2) « Figure de rhétorique » ou espace figural ?

Le code de la langue est une trame formée d'écarts réglés, de structures oppositionnelles stables : la signification s'y fait « limpide, elle se marque par la présence immédiate du signifié, par la transparence du signifiant » 561 . Le mouvement du figural, lui, défait les intervalles, produit une « déformation qui impose à la disposition des unités linguistiques une autre forme » 562 , et dérange certes les significations ; mais cette perturbation dans le code n'y est, selon Lyotard, nullement contradictoire avec la vocation « communicationnelle » de l'énoncé : il est au contraire une puissance informative, par quoi « l'autre de la signification (peut) venir habiter le discours », « y produi(re) des anomalies et s'y rend(re) ainsi visible » 563 . L'autre de la signification, c'est le « montrer », le « faire voir », la « désignation » : car « lorsque la parole se fait chose ce n'est pas pour copier une chose visible mais pour rendre visible une « chose » invisible [...] : l'imaginaire dont elle parle, elle en prend la forme » 564 . On devine ici combien cette dynamique du figural, identifiée à une puissance ostensive qui permet de rendre visible une « chose » invisible, est d'un inestimable secours pour comprendre l'enjeu de la rhétorique du metteur en scène, dont le travail consiste essentiellement en un « faire voir ».

Lyotard fait ainsi basculer la figure du côté de la vision : plutôt que de parler d'opacité de la figure, il parle d'épaisseur et de distance - mais c'est la distance même de la perception visuelle, par opposition à la transparence et à l'immédiateté de la signification : c'est « l'épaisseur de la désignation, [...] cette distance qui fait que ce dont on parle, on l'a en vue, on a l’œil sur lui, on le regarde, et on cherche à l'approcher » 565 . La figure n'est certes pas transparente en termes de signification, mais son épaisseur même donne à voir l'objet qu'elle vise, cet horizon vers lequel elle tend : Lyotard n'emploie guère le terme de « communication », mais il ne laisse pas d'insister sur la délivrance de sens portée par la figure, qui permet de « défaire le code, sans pourtant défaire le message, mais au contraire en délivrant le sens, les réserves sémantiques latérales, que masque la parole charpentée » 566 . Tandis que le Groupe  insiste sur la perte en termes de qualité d'information de la figure (perte qui est en quelque sorte « rachetée » par le gain esthétique, et qui fonde le poétique), Lyotard n'a de cesse de révéler la capacité de la figure à informer la langue chaque fois que le simple usage du code échoue à signifier, à montrer en le rendant « sensible », « visible » ce que la parole parlée ne sait pas - et ne peut pas - dire.
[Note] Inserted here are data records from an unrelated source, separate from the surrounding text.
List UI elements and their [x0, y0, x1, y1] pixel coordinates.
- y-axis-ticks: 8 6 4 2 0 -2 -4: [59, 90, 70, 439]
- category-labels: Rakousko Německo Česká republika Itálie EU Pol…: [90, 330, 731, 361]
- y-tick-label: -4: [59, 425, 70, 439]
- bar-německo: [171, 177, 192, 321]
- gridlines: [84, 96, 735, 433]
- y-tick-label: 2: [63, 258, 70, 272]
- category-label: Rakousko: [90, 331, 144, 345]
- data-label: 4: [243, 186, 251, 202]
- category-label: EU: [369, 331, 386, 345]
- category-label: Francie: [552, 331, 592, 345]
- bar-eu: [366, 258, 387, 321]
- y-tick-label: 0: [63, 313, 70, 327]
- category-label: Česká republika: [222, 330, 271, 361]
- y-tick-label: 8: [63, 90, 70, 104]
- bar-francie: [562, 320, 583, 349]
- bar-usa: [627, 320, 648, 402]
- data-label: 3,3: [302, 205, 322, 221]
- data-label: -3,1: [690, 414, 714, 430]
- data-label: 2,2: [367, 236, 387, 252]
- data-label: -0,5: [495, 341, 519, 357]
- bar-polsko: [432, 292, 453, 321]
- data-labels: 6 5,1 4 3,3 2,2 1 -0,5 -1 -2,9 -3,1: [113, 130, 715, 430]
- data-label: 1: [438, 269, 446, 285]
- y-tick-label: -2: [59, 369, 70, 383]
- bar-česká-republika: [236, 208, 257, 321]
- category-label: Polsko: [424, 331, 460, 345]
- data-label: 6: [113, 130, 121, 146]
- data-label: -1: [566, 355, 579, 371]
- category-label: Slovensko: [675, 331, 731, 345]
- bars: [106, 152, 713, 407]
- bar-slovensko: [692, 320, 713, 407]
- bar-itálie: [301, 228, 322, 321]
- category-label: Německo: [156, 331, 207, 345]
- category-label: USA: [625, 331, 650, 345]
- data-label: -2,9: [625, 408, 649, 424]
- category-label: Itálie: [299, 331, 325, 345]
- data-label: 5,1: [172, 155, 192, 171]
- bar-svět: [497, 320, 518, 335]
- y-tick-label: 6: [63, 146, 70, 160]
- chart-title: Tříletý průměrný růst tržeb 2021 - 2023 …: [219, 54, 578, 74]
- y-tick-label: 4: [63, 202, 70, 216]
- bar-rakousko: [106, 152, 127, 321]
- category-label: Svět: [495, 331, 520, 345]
Ce que la figure perd en signification, elle le gagne en désignation : elle ne fait pas comprendre, elle fait voir, et son « opacité » est une salutaire « profondeur ». Attachée que nous sommes à la notion de « vision » dans la parole de mise en scène, on comprendra aisément que l'on se fie à la conception lyotardienne de la figure plutôt qu'à celle des théoriciens de Liège.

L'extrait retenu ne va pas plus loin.